I want to code a game in Haskell where every iteration of the loop computes the state of the world. I thought I should create a function:
gameLoop :: World -> World
-- ...
and have main :: IO ()
call it:
main = do
gameLoop -- ...
But the problem is that I'm missing some fundamental understanding of how to wrap the gameLoop
function so that it returns main
's parameter value.
How would one go about creating a game loop in Haskell?

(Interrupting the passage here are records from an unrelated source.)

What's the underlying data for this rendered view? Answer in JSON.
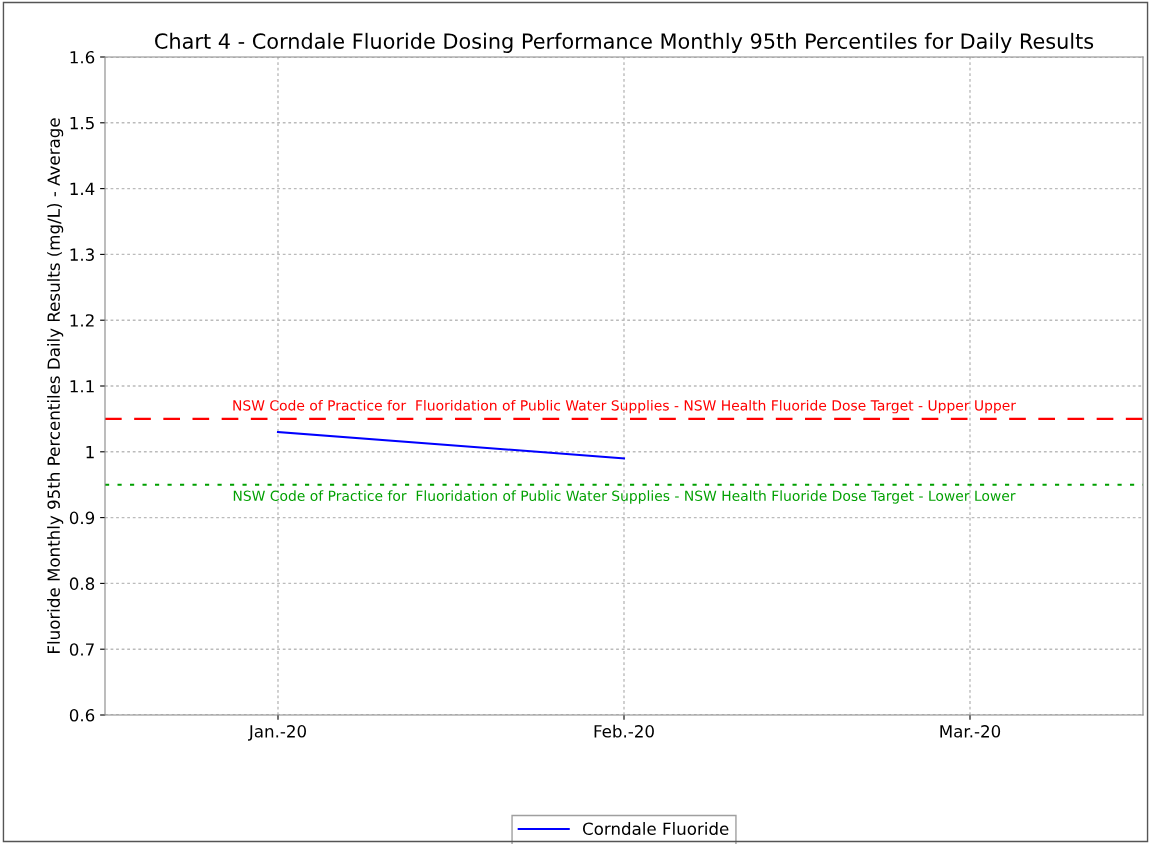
{
  "chart_data": {
    "type": "line",
    "title": "Chart 4 - Corndale Fluoride Dosing Performance Monthly 95th Percentiles for Daily Results",
    "ylabel": "Fluoride Monthly 95th Percentiles Daily Results (mg/L) - Average",
    "categories": [
      "Jan.-20",
      "Feb.-20",
      "Mar.-20"
    ],
    "series": [
      {
        "name": "Corndale Fluoride",
        "color": "#0000ff",
        "values": [
          1.03,
          0.99,
          null
        ]
      }
    ],
    "ylim": [
      0.6,
      1.6
    ],
    "yticks": [
      0.6,
      0.7,
      0.8,
      0.9,
      {
        "value": 1.0,
        "label": "1"
      },
      1.1,
      1.2,
      1.3,
      1.4,
      1.5,
      1.6
    ],
    "ref_lines": [
      {
        "axis": "y",
        "value": 1.05,
        "label": "NSW Code of Practice for  Fluoridation of Public Water Supplies - NSW Health Fluoride Dose Target - Upper Upper",
        "color": "#ff0000",
        "line_style": "dashed"
      },
      {
        "axis": "y",
        "value": 0.95,
        "label": "NSW Code of Practice for  Fluoridation of Public Water Supplies - NSW Health Fluoride Dose Target - Lower Lower",
        "color": "#00a000",
        "line_style": "dotted"
      }
    ],
    "grid": true,
    "legend": "bottom",
    "marker": "none",
    "line_style": "solid"
  }
}
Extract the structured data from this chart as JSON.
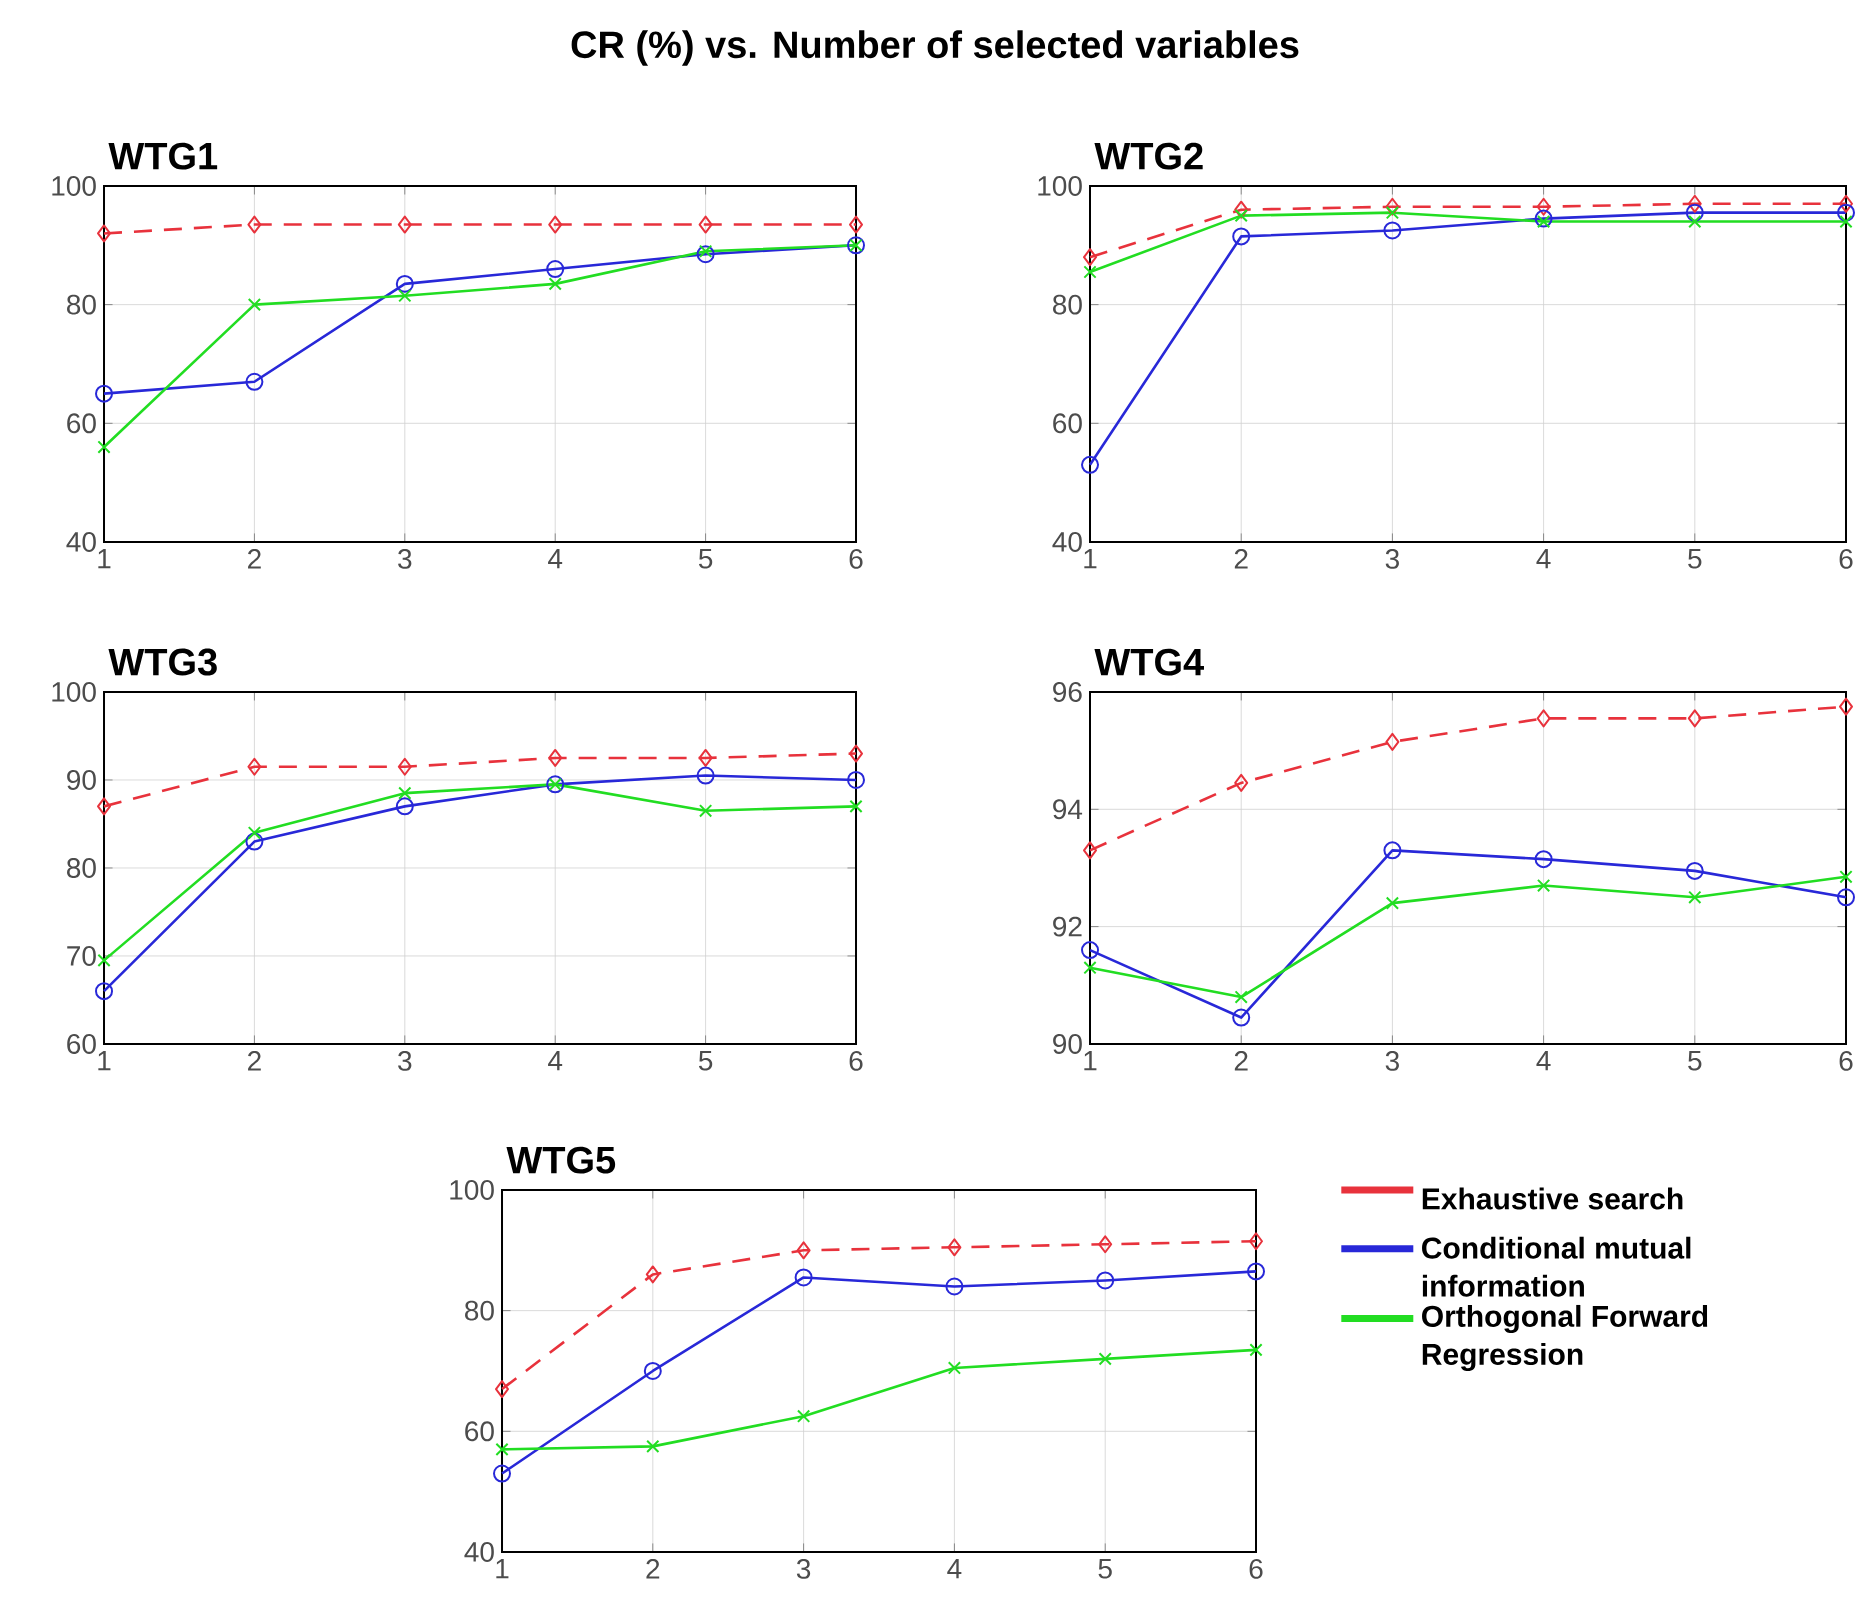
{
  "chart_data": [
    {
      "type": "line",
      "title": "WTG1",
      "annotations": [
        "CR (%) vs. Number of selected variables"
      ],
      "x": [
        1,
        2,
        3,
        4,
        5,
        6
      ],
      "xlim": [
        1,
        6
      ],
      "xticks": [
        1,
        2,
        3,
        4,
        5,
        6
      ],
      "ylim": [
        40,
        100
      ],
      "yticks": [
        40,
        60,
        80,
        100
      ],
      "grid": true,
      "series": [
        {
          "color": "#e8323c",
          "marker": "diamond",
          "line_style": "dashed",
          "values": [
            92,
            93.5,
            93.5,
            93.5,
            93.5,
            93.5
          ]
        },
        {
          "color": "#2828d8",
          "marker": "circle",
          "line_style": "solid",
          "values": [
            65,
            67,
            83.5,
            86,
            88.5,
            90
          ]
        },
        {
          "color": "#22dd22",
          "marker": "cross",
          "line_style": "solid",
          "values": [
            56,
            80,
            81.5,
            83.5,
            89,
            90
          ]
        }
      ]
    },
    {
      "type": "line",
      "title": "WTG2",
      "x": [
        1,
        2,
        3,
        4,
        5,
        6
      ],
      "xlim": [
        1,
        6
      ],
      "xticks": [
        1,
        2,
        3,
        4,
        5,
        6
      ],
      "ylim": [
        40,
        100
      ],
      "yticks": [
        40,
        60,
        80,
        100
      ],
      "grid": true,
      "series": [
        {
          "color": "#e8323c",
          "marker": "diamond",
          "line_style": "dashed",
          "values": [
            88,
            96,
            96.5,
            96.5,
            97,
            97
          ]
        },
        {
          "color": "#2828d8",
          "marker": "circle",
          "line_style": "solid",
          "values": [
            53,
            91.5,
            92.5,
            94.5,
            95.5,
            95.5
          ]
        },
        {
          "color": "#22dd22",
          "marker": "cross",
          "line_style": "solid",
          "values": [
            85.5,
            95,
            95.5,
            94,
            94,
            94
          ]
        }
      ]
    },
    {
      "type": "line",
      "title": "WTG3",
      "x": [
        1,
        2,
        3,
        4,
        5,
        6
      ],
      "xlim": [
        1,
        6
      ],
      "xticks": [
        1,
        2,
        3,
        4,
        5,
        6
      ],
      "ylim": [
        60,
        100
      ],
      "yticks": [
        60,
        70,
        80,
        90,
        100
      ],
      "grid": true,
      "series": [
        {
          "color": "#e8323c",
          "marker": "diamond",
          "line_style": "dashed",
          "values": [
            87,
            91.5,
            91.5,
            92.5,
            92.5,
            93
          ]
        },
        {
          "color": "#2828d8",
          "marker": "circle",
          "line_style": "solid",
          "values": [
            66,
            83,
            87,
            89.5,
            90.5,
            90
          ]
        },
        {
          "color": "#22dd22",
          "marker": "cross",
          "line_style": "solid",
          "values": [
            69.5,
            84,
            88.5,
            89.5,
            86.5,
            87
          ]
        }
      ]
    },
    {
      "type": "line",
      "title": "WTG4",
      "x": [
        1,
        2,
        3,
        4,
        5,
        6
      ],
      "xlim": [
        1,
        6
      ],
      "xticks": [
        1,
        2,
        3,
        4,
        5,
        6
      ],
      "ylim": [
        90,
        96
      ],
      "yticks": [
        90,
        92,
        94,
        96
      ],
      "grid": true,
      "series": [
        {
          "color": "#e8323c",
          "marker": "diamond",
          "line_style": "dashed",
          "values": [
            93.3,
            94.45,
            95.15,
            95.55,
            95.55,
            95.75
          ]
        },
        {
          "color": "#2828d8",
          "marker": "circle",
          "line_style": "solid",
          "values": [
            91.6,
            90.45,
            93.3,
            93.15,
            92.95,
            92.5
          ]
        },
        {
          "color": "#22dd22",
          "marker": "cross",
          "line_style": "solid",
          "values": [
            91.3,
            90.8,
            92.4,
            92.7,
            92.5,
            92.85
          ]
        }
      ]
    },
    {
      "type": "line",
      "title": "WTG5",
      "x": [
        1,
        2,
        3,
        4,
        5,
        6
      ],
      "xlim": [
        1,
        6
      ],
      "xticks": [
        1,
        2,
        3,
        4,
        5,
        6
      ],
      "ylim": [
        40,
        100
      ],
      "yticks": [
        40,
        60,
        80,
        100
      ],
      "grid": true,
      "legend": "right",
      "series": [
        {
          "name": "Exhaustive search",
          "color": "#e8323c",
          "marker": "diamond",
          "line_style": "dashed",
          "values": [
            67,
            86,
            90,
            90.5,
            91,
            91.5
          ]
        },
        {
          "name": "Conditional mutual information",
          "color": "#2828d8",
          "marker": "circle",
          "line_style": "solid",
          "values": [
            53,
            70,
            85.5,
            84,
            85,
            86.5
          ]
        },
        {
          "name": "Orthogonal Forward Regression",
          "color": "#22dd22",
          "marker": "cross",
          "line_style": "solid",
          "values": [
            57,
            57.5,
            62.5,
            70.5,
            72,
            73.5
          ]
        }
      ]
    }
  ]
}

You'll probably want something like this
import Control.Monad.Loops
main = iterateM_
(\w -> displayWorld w >> return (gameLoop w))
initWorld
-- iterateM_ ((>>) <$> displayWorld <*> return . gameLoop) initWorld
Or if you don't want to use the whole monad-loops package (even though it rocks)
main = loop initWorld
where loop w = displayWorld w >> loop (gameLoop w)
Basically you're just drawing the world, then looping again to with the next state.
More likely you want something like this though
-- False when the user wants to exit the game
keepGoing :: World -> Bool
main = iterateUntilM_ keepGoing displayLoop initWorld
where displayLoop w = displayWorld w >> return (gameLoop w)
Since otherwise you can't stop :)
I think what you declared is a state transition function, and the game loop itself should be a recursive function. The general idea looks like this:
initialState :: World
nextState :: World -> World
isFinalState :: World -> Bool
gameLoop world | isFinalState world = -- ...
| otherwise = do
drawScene world
gameLoop (nextState world)
main = gameLoop initialState
In initialState
the initial world can be constructed with initial parameters, etc. And in nextState
you can process player inputs (keyboards, etc.) which will change the state of the world. isFinalState
is used to detect whether we should exit the game loop.
This structure is somewhat similar to that frequently used in Erlang, e.g. Query an Erlang process for its state?